Countries to disclose pension liabilities
EUROPE - Pension liabilities of EU governments could soon be disclosed in a supplementary table of the European System of National and Regional Accounts (ESA).
Under a compromise solution for a review of the accounts regulations, the table would contain information "on the estimated value of government's accrued-to-date liabilities on pensions", the European Commission pointed out in its 2007 public finances report.
However, they would not be required to include them as part of a government's accounts.
Figures would be collected on all pension systems - public and private - as well as funded and unfunded, the commission noted.

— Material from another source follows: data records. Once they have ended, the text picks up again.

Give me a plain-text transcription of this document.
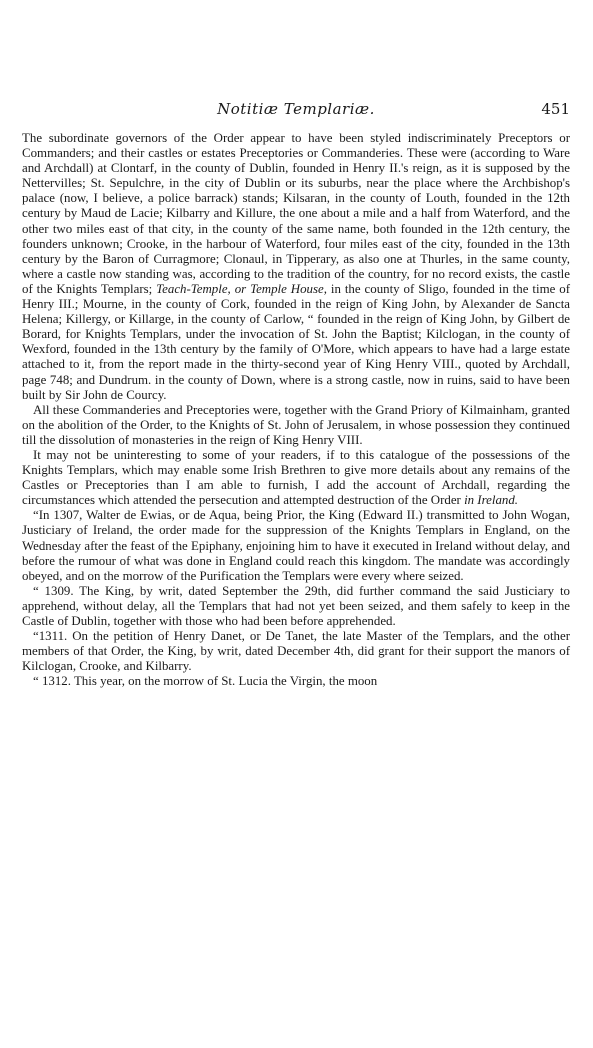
Notitiæ Templariæ.	451

The subordinate governors of the Order appear to have been styled indiscriminately Preceptors or Commanders; and their castles or estates Preceptories or Commanderies. These were (according to Ware and Archdall) at Clontarf, in the county of Dublin, founded in Henry II.'s reign, as it is supposed by the Nettervilles; St. Sepulchre, in the city of Dublin or its suburbs, near the place where the Archbishop's palace (now, I believe, a police barrack) stands; Kilsaran, in the county of Louth, founded in the 12th century by Maud de Lacie; Kilbarry and Killure, the one about a mile and a half from Waterford, and the other two miles east of that city, in the county of the same name, both founded in the 12th century, the founders unknown; Crooke, in the harbour of Waterford, four miles east of the city, founded in the 13th century by the Baron of Curragmore; Clonaul, in Tipperary, as also one at Thurles, in the same county, where a castle now standing was, according to the tradition of the country, for no record exists, the castle of the Knights Templars; Teach-Temple, or Temple House, in the county of Sligo, founded in the time of Henry III.; Mourne, in the county of Cork, founded in the reign of King John, by Alexander de Sancta Helena; Killergy, or Killarge, in the county of Carlow, “ founded in the reign of King John, by Gilbert de Borard, for Knights Templars, under the invocation of St. John the Baptist; Kilclogan, in the county of Wexford, founded in the 13th century by the family of O'More, which appears to have had a large estate attached to it, from the report made in the thirty-second year of King Henry VIII., quoted by Archdall, page 748; and Dundrum. in the county of Down, where is a strong castle, now in ruins, said to have been built by Sir John de Courcy.

All these Commanderies and Preceptories were, together with the Grand Priory of Kilmainham, granted on the abolition of the Order, to the Knights of St. John of Jerusalem, in whose possession they continued till the dissolution of monasteries in the reign of King Henry VIII.

It may not be uninteresting to some of your readers, if to this catalogue of the possessions of the Knights Templars, which may enable some Irish Brethren to give more details about any remains of the Castles or Preceptories than I am able to furnish, I add the account of Archdall, regarding the circumstances which attended the persecution and attempted destruction of the Order in Ireland.

“In 1307, Walter de Ewias, or de Aqua, being Prior, the King (Edward II.) transmitted to John Wogan, Justiciary of Ireland, the order made for the suppression of the Knights Templars in England, on the Wednesday after the feast of the Epiphany, enjoining him to have it executed in Ireland without delay, and before the rumour of what was done in England could reach this kingdom. The mandate was accordingly obeyed, and on the morrow of the Purification the Templars were every where seized.

“ 1309. The King, by writ, dated September the 29th, did further command the said Justiciary to apprehend, without delay, all the Templars that had not yet been seized, and them safely to keep in the Castle of Dublin, together with those who had been before apprehended.

“1311. On the petition of Henry Danet, or De Tanet, the late Master of the Templars, and the other members of that Order, the King, by writ, dated December 4th, did grant for their support the manors of Kilclogan, Crooke, and Kilbarry.

“ 1312. This year, on the morrow of St. Lucia the Virgin, the moon
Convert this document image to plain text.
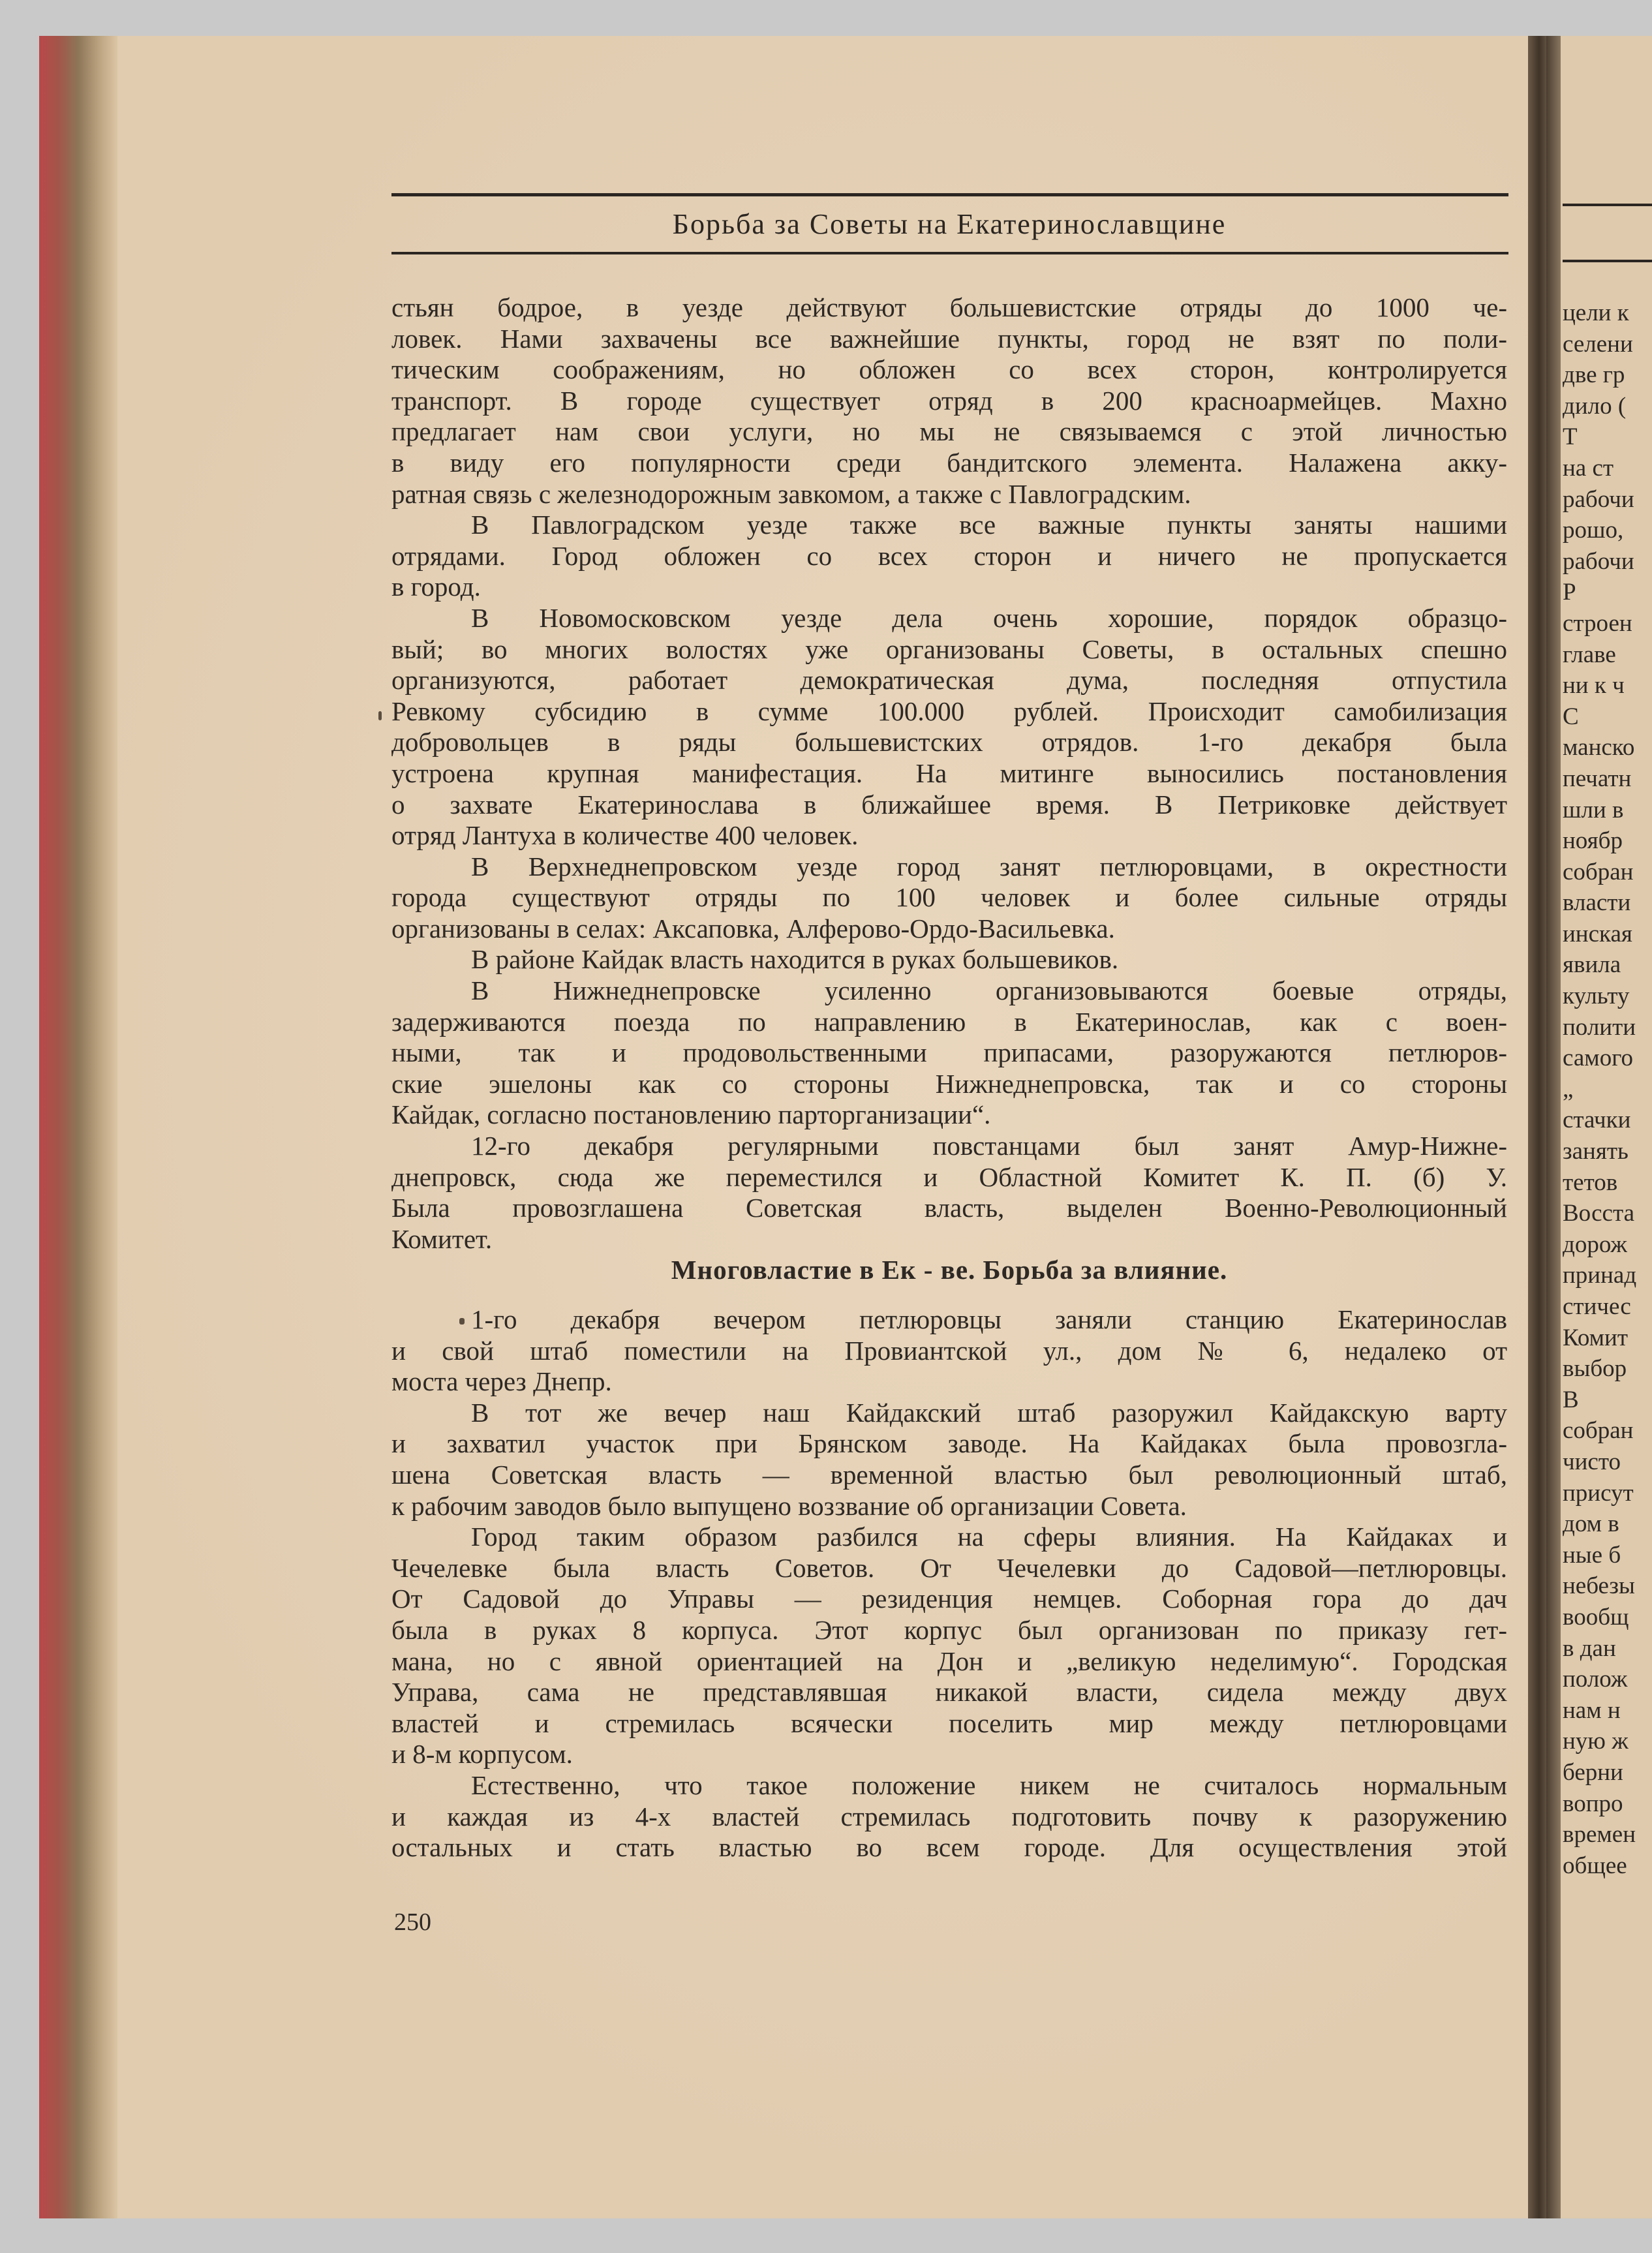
Борьба за Советы на Екатеринославщине
стьян бодрое, в уезде действуют большевистские отряды до 1000 че-
ловек. Нами захвачены все важнейшие пункты, город не взят по поли-
тическим соображениям, но обложен со всех сторон, контролируется
транспорт. В городе существует отряд в 200 красноармейцев. Махно
предлагает нам свои услуги, но мы не связываемся с этой личностью
в виду его популярности среди бандитского элемента. Налажена акку-
ратная связь с железнодорожным завкомом, а также с Павлоградским.
В Павлоградском уезде также все важные пункты заняты нашими
отрядами. Город обложен со всех сторон и ничего не пропускается
в город.
В Новомосковском уезде дела очень хорошие, порядок образцо-
вый; во многих волостях уже организованы Советы, в остальных спешно
организуются, работает демократическая дума, последняя отпустила
Ревкому субсидию в сумме 100.000 рублей. Происходит самобилизация
добровольцев в ряды большевистских отрядов. 1-го декабря была
устроена крупная манифестация. На митинге выносились постановления
о захвате Екатеринослава в ближайшее время. В Петриковке действует
отряд Лантуха в количестве 400 человек.
В Верхнеднепровском уезде город занят петлюровцами, в окрестности
города существуют отряды по 100 человек и более сильные отряды
организованы в селах: Аксаповка, Алферово-Ордо-Васильевка.
В районе Кайдак власть находится в руках большевиков.
В Нижнеднепровске усиленно организовываются боевые отряды,
задерживаются поезда по направлению в Екатеринослав, как с воен-
ными, так и продовольственными припасами, разоружаются петлюров-
ские эшелоны как со стороны Нижнеднепровска, так и со стороны
Кайдак, согласно постановлению парторганизации“.
12-го декабря регулярными повстанцами был занят Амур-Нижне-
днепровск, сюда же переместился и Областной Комитет К. П. (б) У.
Была провозглашена Советская власть, выделен Военно-Революционный
Комитет.
Многовластие в Ек - ве. Борьба за влияние.
1-го декабря вечером петлюровцы заняли станцию Екатеринослав
и свой штаб поместили на Провиантской ул., дом № 6, недалеко от
моста через Днепр.
В тот же вечер наш Кайдакский штаб разоружил Кайдакскую варту
и захватил участок при Брянском заводе. На Кайдаках была провозгла-
шена Советская власть — временной властью был революционный штаб,
к рабочим заводов было выпущено воззвание об организации Совета.
Город таким образом разбился на сферы влияния. На Кайдаках и
Чечелевке была власть Советов. От Чечелевки до Садовой—петлюровцы.
От Садовой до Управы — резиденция немцев. Соборная гора до дач
была в руках 8 корпуса. Этот корпус был организован по приказу гет-
мана, но с явной ориентацией на Дон и „великую неделимую“. Городская
Управа, сама не представлявшая никакой власти, сидела между двух
властей и стремилась всячески поселить мир между петлюровцами
и 8-м корпусом.
Естественно, что такое положение никем не считалось нормальным
и каждая из 4-х властей стремилась подготовить почву к разоружению
остальных и стать властью во всем городе. Для осуществления этой
250
цели к
селени
две гр
дило (
Т
на ст
рабочи
рошо,
рабочи
Р
строен
главе
ни к ч
С
манско
печатн
шли в
ноябр
собран
власти
инская
явила
культу
полити
самого
„
стачки
занять
тетов
Восста
дорож
принад
стичес
Комит
выбор
В
собран
чисто
присут
дом в
ные б
небезы
вообщ
в дан
полож
нам н
ную ж
берни
вопро
времен
общее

It added "they will essentially provide an estimate of the cost of a hypothetical dismantling of the pension system". The commission also notes the estimates will help set up pension reforms.
These suggestions are part of ongoing negotiations for a review of System of National Accounts (SNA) adopted by the United Nations. The European Union said it would take on the changes for its ESA regulation and implement them from March next year.
A compromise still had to be reached with those governments which only wanted to list pension liabilities in relation to schemes for civil servants, teachers, doctors and other public sector staff but not from PAYG schemes or other plans for the rest of the population.
This first position was mainly supported from countries outside the European Union. EU member states, on the other hand, did not want to make a distinction between pension liabilities for civil servants and the rest of the public as pension schemes for both groups are similar in most regions of Europe.
However, the commission explains "it was felt that the recognition of unfunded pension liabilities in the government accounts would fundamentally change the nature of the accounts". One example mentioned was "it would reduce the reliability of figures" and "crucial variables (government saving, balance and debt, etc.) would dramatically change.
In the UK, the Whole Government Accounting (WGA) - a commercial-style accounting system for the whole of the public sector - which as being modified to reflect the public sector circumstance and first introduced by Chancellor Gordon Brown in 1998, will become fully operational this year.
According to Baring Asset Management, the size of the unfunded public sector occupational pension liabilities "will be reported to total over £600bn - somewhat greater than the traditionally-recognised national debt (totalling £572bn)".
In a report on UK public sector pension liabilities entitled Solving the UK's Pension Problem, Toby Nangle, fixed income investment manager at Baring, points out "the recognition of this liability as debt would bring the UK debt/GDP ratio from 43.5% to 91.5%".